GOŁOWKIN ROZJECHAŁ BEZBRONNEGO WADE'A

Redakcja, Informacja własna

2016-04-24

Giennadij Gołowkin (35-0, 32 KO) był oczywiście wielkim faworytem starcia z Dominicem Wade'em (18-1, 12 KO), lecz nawet ci najwięksi optymiści nie spodziewali się chyba aż tak łatwej roboty nad oficjalnym pretendentem z ramienia federacji IBF.

WADE: ON BIJE NAPRAWDĘ MOCNO - GOŁOWKIN: CHCĘ SWÓJ PAS >>>

Kazach od pierwszego gongu świetną pracą nóg skracał dystans, narzucał pressing, kąsał bardzo mocnym lewym prostym, a prawą ręką polował na zmianę na dół bądź górę. Już w końcówce pierwszej rundy prawym sierpowym w okolice ucha powalił przeciwnika. Na szczęście dla Amerykanina gdy Jack Reiss doliczył do ośmiu, zabrzmiał zbawienny gong. Było to jednak tylko odroczenie niechybnej egzekucji.
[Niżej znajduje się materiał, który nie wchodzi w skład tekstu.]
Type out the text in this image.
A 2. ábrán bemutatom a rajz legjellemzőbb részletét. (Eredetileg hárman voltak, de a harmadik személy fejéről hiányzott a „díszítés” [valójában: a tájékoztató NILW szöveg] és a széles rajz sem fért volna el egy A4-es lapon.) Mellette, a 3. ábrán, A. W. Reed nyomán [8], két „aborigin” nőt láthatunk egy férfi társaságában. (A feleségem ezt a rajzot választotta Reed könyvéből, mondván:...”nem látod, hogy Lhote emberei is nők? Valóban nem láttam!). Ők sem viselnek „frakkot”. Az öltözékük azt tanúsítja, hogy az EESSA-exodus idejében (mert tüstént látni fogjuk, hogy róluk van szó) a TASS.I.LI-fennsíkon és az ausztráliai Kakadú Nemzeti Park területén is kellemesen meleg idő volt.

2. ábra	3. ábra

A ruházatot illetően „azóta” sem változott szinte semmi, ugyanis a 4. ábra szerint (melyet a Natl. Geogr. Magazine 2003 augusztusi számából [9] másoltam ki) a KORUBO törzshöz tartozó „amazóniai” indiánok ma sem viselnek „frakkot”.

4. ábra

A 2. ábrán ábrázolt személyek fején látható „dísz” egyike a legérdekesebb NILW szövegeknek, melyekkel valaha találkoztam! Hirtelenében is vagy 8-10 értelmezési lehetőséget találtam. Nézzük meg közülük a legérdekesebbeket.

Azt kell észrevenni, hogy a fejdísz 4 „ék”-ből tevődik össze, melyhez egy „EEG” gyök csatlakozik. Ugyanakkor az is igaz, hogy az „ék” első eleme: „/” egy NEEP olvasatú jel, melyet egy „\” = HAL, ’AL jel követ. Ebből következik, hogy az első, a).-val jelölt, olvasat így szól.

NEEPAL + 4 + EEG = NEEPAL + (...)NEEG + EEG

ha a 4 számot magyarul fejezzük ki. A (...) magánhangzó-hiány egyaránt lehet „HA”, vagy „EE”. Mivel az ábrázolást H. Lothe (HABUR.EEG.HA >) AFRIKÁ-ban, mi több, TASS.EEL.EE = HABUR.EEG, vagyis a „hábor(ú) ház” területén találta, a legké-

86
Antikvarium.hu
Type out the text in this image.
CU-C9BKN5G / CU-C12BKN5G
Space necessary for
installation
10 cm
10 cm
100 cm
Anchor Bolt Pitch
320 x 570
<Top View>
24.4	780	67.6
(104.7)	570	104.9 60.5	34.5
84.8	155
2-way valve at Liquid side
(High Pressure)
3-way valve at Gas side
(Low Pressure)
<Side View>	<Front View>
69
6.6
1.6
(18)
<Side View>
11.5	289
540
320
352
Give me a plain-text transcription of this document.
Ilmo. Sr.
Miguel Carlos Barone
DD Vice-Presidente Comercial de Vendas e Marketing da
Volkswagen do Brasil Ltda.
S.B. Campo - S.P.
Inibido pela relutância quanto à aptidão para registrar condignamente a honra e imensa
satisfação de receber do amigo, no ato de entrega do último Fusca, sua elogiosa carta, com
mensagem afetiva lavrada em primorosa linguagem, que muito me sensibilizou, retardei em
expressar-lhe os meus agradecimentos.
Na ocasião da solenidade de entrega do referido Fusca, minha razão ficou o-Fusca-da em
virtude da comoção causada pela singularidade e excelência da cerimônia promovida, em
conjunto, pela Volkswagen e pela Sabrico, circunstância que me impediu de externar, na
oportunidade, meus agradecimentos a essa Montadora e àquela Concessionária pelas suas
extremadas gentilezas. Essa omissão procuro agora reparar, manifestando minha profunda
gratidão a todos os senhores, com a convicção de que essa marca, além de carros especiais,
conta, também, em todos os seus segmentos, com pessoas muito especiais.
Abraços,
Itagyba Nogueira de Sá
GOŁOWKIN DO MAYWEATHERA: POKAŻ MI TĘ ŁATWĄ ROBOTĘ >>>

Od początku drugiej odsłony "GGG" podążał za ranną ofiarą i tylko kwestią czasu były kolejne nokdauny. Po dwóch minutach kombinacją lewy hak-prawy sierp champion po raz drugi przewrócił challengera. Ten znów zdążył przyjąć postawę na osiem, widać jednak było, że jest rozbity i złamany. Kilkanaście sekund później na jego głowie wylądował jeszcze jeden prawy sierpowy i tym razem ringowy wyliczył go już do dziesięciu. Szybko, łatwo i przyjemnie...

 

GOŁOWKIN-WADE Z NAJLEPSZĄ OGLĄDALNOŚCIĄ OD NIEMAL ROKU >>>

Tym samym Gołowkin obronił tytuł mistrza świata wagi średniej federacji WBA i IBF. Teraz czeka na decyzję "Canelo", bo być może pas WBC w wersji tymczasowej zamieni wkrótce na tytuł pełnoprawny.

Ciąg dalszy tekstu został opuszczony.